Tout le monde évacue sauf deux personnes. » Deux heureux élus qui ne sont autres que deux incontournables du rectorat Peggy, du secrétariat général et François, de la DIL. L’homme du feu s’adresse au duo : « La consigne est simple, depuis la fenêtre du bureau, vous dîtes aux équipes qu’il y a trop de fumée dans le couloir et que vous ne pouvez pas sortir. Normalement, vous devez être évacués par la grande échelle ou peut-être par les escaliers avec une cagoule d’évacuation, ce sont mes hommes qui vont décider. En moins de trente minutes, normalement cela devrait être terminé. » Peggy interroge alors le lieutenant : « - Nous sommes bien dans le bureau des archives ?

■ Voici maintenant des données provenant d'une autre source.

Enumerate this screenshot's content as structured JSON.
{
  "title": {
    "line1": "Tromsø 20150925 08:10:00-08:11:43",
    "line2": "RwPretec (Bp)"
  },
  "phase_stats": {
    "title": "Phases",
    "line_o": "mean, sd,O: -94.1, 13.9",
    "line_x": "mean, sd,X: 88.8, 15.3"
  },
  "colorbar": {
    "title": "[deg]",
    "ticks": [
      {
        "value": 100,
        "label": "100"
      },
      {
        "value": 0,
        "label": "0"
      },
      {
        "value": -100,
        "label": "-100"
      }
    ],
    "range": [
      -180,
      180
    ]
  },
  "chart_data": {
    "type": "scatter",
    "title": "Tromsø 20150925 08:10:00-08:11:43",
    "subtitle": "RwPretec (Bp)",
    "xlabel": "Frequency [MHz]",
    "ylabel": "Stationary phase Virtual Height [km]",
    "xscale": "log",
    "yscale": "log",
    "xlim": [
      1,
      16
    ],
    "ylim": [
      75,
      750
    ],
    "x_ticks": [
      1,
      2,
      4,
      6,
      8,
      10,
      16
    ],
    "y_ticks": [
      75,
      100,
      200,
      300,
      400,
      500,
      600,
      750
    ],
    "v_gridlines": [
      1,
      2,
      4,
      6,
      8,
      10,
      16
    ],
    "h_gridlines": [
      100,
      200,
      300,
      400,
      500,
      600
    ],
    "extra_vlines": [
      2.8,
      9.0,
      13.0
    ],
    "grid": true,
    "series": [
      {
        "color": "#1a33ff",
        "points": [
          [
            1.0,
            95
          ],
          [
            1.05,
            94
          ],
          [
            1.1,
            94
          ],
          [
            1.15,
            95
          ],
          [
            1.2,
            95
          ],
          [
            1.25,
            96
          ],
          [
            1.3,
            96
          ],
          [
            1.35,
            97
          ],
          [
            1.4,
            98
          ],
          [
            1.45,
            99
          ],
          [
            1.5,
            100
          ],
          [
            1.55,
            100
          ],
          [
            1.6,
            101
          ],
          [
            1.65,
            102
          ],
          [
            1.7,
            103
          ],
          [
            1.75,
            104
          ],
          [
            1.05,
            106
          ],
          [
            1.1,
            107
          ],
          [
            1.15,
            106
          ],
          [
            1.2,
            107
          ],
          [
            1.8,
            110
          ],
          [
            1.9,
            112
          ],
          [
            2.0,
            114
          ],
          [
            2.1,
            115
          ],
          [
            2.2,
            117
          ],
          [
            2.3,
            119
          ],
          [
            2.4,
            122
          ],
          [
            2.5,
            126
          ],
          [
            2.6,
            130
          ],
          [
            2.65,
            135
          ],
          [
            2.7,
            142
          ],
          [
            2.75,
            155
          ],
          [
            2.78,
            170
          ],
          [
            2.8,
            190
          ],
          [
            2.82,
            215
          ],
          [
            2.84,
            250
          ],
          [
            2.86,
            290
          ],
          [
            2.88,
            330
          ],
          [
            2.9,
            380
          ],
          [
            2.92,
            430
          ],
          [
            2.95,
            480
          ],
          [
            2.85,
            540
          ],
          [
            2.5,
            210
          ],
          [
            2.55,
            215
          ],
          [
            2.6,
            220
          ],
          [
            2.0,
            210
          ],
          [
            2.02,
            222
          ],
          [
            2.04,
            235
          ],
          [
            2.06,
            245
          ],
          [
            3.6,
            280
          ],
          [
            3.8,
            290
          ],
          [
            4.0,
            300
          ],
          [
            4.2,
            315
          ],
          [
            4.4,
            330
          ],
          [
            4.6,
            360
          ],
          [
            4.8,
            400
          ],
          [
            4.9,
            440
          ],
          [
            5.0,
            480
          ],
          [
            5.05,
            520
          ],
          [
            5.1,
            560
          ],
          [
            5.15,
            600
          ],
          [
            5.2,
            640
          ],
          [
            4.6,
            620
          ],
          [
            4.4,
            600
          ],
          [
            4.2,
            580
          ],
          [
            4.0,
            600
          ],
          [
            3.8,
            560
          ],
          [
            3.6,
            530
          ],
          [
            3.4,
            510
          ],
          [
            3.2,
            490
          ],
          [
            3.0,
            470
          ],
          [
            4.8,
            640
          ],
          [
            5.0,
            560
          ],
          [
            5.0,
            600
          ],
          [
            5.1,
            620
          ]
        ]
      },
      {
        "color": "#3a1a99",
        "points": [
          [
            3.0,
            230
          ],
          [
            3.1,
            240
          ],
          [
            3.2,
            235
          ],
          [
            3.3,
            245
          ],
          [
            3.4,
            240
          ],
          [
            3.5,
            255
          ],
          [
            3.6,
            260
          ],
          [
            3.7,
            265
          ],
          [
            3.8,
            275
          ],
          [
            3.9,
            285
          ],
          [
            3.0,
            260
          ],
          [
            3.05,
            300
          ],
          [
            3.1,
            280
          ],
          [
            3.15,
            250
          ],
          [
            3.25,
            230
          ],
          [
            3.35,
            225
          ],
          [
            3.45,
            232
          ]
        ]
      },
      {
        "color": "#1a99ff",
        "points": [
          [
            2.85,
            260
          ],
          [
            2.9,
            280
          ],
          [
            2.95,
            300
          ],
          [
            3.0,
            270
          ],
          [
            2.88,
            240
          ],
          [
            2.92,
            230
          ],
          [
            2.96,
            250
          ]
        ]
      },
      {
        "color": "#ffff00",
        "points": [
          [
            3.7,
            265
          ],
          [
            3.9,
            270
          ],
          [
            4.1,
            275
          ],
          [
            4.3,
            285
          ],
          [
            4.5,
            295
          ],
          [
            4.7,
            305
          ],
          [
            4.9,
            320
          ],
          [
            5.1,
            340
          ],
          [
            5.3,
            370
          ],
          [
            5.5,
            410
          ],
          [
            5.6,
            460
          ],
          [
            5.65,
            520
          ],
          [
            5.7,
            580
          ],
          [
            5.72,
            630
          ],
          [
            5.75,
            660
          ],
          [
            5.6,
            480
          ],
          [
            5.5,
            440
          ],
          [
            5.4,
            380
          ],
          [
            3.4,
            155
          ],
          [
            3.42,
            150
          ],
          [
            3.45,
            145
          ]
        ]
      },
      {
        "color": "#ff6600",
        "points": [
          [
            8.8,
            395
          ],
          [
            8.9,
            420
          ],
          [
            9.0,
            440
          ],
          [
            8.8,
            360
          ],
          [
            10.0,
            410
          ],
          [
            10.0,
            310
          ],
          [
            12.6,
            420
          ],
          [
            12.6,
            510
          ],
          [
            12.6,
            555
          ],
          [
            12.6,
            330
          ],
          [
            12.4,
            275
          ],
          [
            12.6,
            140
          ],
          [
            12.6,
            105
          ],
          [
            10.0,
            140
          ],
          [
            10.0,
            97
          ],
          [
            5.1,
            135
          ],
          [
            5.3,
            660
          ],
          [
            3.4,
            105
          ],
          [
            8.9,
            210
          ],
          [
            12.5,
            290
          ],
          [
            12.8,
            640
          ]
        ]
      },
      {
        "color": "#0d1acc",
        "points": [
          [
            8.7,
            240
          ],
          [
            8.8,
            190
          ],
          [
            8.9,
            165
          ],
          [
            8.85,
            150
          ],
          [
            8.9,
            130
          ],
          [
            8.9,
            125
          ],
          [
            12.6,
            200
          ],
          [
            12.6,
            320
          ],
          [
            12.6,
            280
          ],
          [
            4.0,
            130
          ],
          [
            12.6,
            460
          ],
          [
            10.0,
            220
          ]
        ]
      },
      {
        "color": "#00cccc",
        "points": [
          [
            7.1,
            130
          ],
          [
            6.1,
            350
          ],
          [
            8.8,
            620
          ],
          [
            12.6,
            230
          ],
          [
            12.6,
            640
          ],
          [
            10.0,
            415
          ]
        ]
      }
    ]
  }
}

- Les archives, c’est le lieu de départ du feu avec des flammes de trois mètres de haut. Il vaut mieux que vous soyez dans le bureau d’à côté sinon ... »
L’assemblée sourit, elle a bien compris. Le sapeur-pompier retrouve son sérieux : « On va essayer de s’approcher au plus près du réel même si cela ne reste qu’un exercice avec les biais qui vont avec. Il y aura peut-être aussi des erreurs de notre côté, c’est aussi l’intérêt de cette simulation. »
Un exercice qui nécessite un travail de coordination entre les soldats du feu, les services de la division de la logistique du rectorat et la police municipale de la ville de Grenoble, mobilisée pour l’occasion afin de bloquer deux rues adjacentes du bâtiment mais également pour « soutirer » des informations au Commandant des opérations de secours (COS) et faire remonter le maximum d’informations au PC sécurité de la ville de Grenoble. Une police municipale qui n’était pas de trop pour faire de la place aux cinq véhicules impliqués (fourgon de la caserne de Grenoble, celui de Saint-Martin-d’Hères, l’ambulance d’Échirolles, la grande échelle/nacelle de Seyssinet-Pariset et le véhicule léger du chef de groupe de Grenoble), soit 18 sapeurs-pompiers au total.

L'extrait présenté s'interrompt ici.